Choosing a favorite in the short course world isn’t easy, but it comes down to the Sandbox or the Cradle at North Carolina’s Pinehurst Resort.  They’re different, but both designed purely for fun. I found that playing the Cradle was addictive, but now the Sandbox gets my nod as the more fun of the two.

That review completes our current appraisal of the Keiser’s Wisconsin resort that opened in 2017. It was a big hit from the outset, and now things are changing.

Keiser, a Chicago resident who had a successful career in the greeting card business,  became enthralled with the links courses of Scotland and Ireland.  Taking that passion back to the United States, he built Bandon Dunes — a true links course in Oregon.

He’s also built award-winning resorts from Tasmania to Nova Scotia. We haven’t visited any of those, but we’ve encountered a wide variety of golf destinations in our travels and Bandon stands by itself.

Playing the Sandbox at Sand Valley is a golf experience like no other.

Sand Valley, though, is closer to our Midwest roots. We visited there before the place was open and got a walking tour from Keiser’s son Michael Jr. Our first rounds there several years later didn’t disappoint and we left for the drive back to Chicago this year with the same very positive vibes, but we also had to wonder if Sand Valley isn’t headed in a new direction.

For one thing, the Wisconsin State Amateur took over the two 18-holers the day after our departure. That’s the most significant competition held at Sand Valley since the resort opened.  Could more be coming?

The obvious construction work beside and across the street from the entrance to Sand Valley indicates more projects are in the works, and plans for them indicate it won’t be more of the same golf-wise. This is what I’ve learned:

Next course to open there, in 2023, is The Lido. This intrigues lovers of golf history, and I’m certainly one of those.

Lido Golf Club was a private facility built in 1917 on Long Island. Charles Blair Macdonald, designer of America’s first 18-hole course at the Chicago Golf Club, was the main designer of this one and it was called “the most demanding course ever built’’ in its day. It measured only 6,693 yards from the back tees, but that was considered very long a century ago when hickory-shafted clubs were the best equipment option.

During World War II The Lido became “lost.’’ It was demolished by the U.S. Navy, which declared it a strategic defensive site. Some courses after that were “inspired’’ by The Lido, but the Sand Valley version is being touted as the real thing.

Architect Tom Doak, who is overseeing the project, has the advantage of working with an unparalleled collection of photos which are said to replicate the original Lido to the linear square foot.

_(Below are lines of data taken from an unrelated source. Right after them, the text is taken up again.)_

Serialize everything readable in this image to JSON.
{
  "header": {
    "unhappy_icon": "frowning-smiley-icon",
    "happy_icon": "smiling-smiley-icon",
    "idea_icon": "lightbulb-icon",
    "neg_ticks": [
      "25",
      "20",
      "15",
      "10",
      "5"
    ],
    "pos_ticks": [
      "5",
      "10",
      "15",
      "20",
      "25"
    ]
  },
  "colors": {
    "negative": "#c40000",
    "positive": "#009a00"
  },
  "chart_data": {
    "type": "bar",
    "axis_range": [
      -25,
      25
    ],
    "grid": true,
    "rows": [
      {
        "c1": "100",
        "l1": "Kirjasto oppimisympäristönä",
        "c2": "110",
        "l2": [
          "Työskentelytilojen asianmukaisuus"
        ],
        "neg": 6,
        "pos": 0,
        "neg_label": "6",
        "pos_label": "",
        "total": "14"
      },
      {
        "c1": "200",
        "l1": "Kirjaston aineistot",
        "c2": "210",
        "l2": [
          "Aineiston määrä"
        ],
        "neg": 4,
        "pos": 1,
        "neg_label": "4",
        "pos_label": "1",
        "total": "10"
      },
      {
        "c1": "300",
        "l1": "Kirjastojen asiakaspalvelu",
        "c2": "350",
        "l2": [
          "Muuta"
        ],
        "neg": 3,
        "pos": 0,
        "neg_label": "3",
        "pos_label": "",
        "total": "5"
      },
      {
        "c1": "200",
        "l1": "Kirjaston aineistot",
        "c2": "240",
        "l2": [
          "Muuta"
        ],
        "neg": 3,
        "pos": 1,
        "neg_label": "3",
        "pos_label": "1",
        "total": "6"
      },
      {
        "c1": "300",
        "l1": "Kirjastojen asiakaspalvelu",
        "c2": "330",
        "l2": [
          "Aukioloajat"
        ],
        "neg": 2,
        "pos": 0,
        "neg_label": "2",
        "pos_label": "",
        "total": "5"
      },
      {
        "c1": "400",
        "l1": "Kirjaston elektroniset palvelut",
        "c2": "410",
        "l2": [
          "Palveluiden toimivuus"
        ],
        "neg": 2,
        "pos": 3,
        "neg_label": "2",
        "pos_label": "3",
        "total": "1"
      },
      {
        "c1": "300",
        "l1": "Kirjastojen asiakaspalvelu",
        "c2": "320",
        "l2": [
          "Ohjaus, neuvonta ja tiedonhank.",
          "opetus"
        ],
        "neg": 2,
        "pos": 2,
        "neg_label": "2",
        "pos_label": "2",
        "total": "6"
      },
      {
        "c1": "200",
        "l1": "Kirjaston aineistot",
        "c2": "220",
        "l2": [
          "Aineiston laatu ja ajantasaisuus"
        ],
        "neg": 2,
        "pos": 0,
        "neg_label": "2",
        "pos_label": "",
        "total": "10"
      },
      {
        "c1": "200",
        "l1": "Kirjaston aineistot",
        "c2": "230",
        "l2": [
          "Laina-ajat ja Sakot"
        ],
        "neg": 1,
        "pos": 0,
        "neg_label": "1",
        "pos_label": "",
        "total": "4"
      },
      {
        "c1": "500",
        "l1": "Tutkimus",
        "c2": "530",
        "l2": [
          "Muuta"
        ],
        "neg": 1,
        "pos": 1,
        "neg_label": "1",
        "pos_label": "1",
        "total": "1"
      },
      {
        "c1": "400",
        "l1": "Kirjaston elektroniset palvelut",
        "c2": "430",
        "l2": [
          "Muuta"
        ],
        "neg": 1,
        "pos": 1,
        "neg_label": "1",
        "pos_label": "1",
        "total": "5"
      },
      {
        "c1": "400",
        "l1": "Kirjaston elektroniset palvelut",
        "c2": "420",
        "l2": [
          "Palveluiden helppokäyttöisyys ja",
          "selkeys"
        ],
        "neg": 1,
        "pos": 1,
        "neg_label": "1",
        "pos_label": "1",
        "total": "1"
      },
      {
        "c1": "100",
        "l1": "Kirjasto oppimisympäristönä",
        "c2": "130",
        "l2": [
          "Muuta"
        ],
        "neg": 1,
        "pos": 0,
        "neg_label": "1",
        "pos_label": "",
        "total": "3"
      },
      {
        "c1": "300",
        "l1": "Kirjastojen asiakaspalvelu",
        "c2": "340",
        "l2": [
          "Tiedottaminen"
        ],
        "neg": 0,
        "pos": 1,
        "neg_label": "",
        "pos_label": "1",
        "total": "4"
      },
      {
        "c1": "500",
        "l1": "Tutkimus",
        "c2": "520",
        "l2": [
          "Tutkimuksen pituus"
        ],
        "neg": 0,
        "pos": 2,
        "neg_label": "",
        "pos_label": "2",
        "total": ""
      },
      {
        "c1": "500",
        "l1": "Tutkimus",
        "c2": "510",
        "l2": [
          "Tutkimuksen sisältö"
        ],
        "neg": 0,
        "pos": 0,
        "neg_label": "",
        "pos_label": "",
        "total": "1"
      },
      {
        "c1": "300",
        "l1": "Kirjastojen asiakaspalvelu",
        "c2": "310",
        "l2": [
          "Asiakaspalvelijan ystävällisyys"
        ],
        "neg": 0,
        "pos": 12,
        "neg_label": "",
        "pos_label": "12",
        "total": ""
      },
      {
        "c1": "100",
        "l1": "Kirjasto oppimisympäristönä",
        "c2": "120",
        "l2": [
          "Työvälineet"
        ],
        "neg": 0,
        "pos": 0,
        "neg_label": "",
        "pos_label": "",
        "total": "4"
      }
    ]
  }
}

Sledge Village is also bringing something new and different to Sand Valley. Scheduled to open in 2024, it’ll bring residential golf into the picture with the building of 36 homes. The residents will have a course to play, called Sedge Valley.  Also included in the project is a six-acre putting course, a tennis center, a bistro restaurant, a pool house and an arcade with golf simulators.

Along with the work being done at Sand Valley Keiser has just come out with a new book, “The Nature of the Game – Links Golf at Bandon Dunes and Far Beyond,’’  written with Stephen Goodwin (Alfred A. Knopf, Publisher, New York).

While copies weren’t available at the Sand Valley pro shop or several PGA Superstore locations at the time of our visit, I did find one at a Barnes and Noble location. The book provides insight into all of Keiser’s resort creations, including what’s in the works at Sand Valley.  His final sentence of the book, though, may be the most revealing:

“The most interesting chapter is always the next one.’’

If you want to understand the benefits of links golf this Mike Keiser book is well worth reading.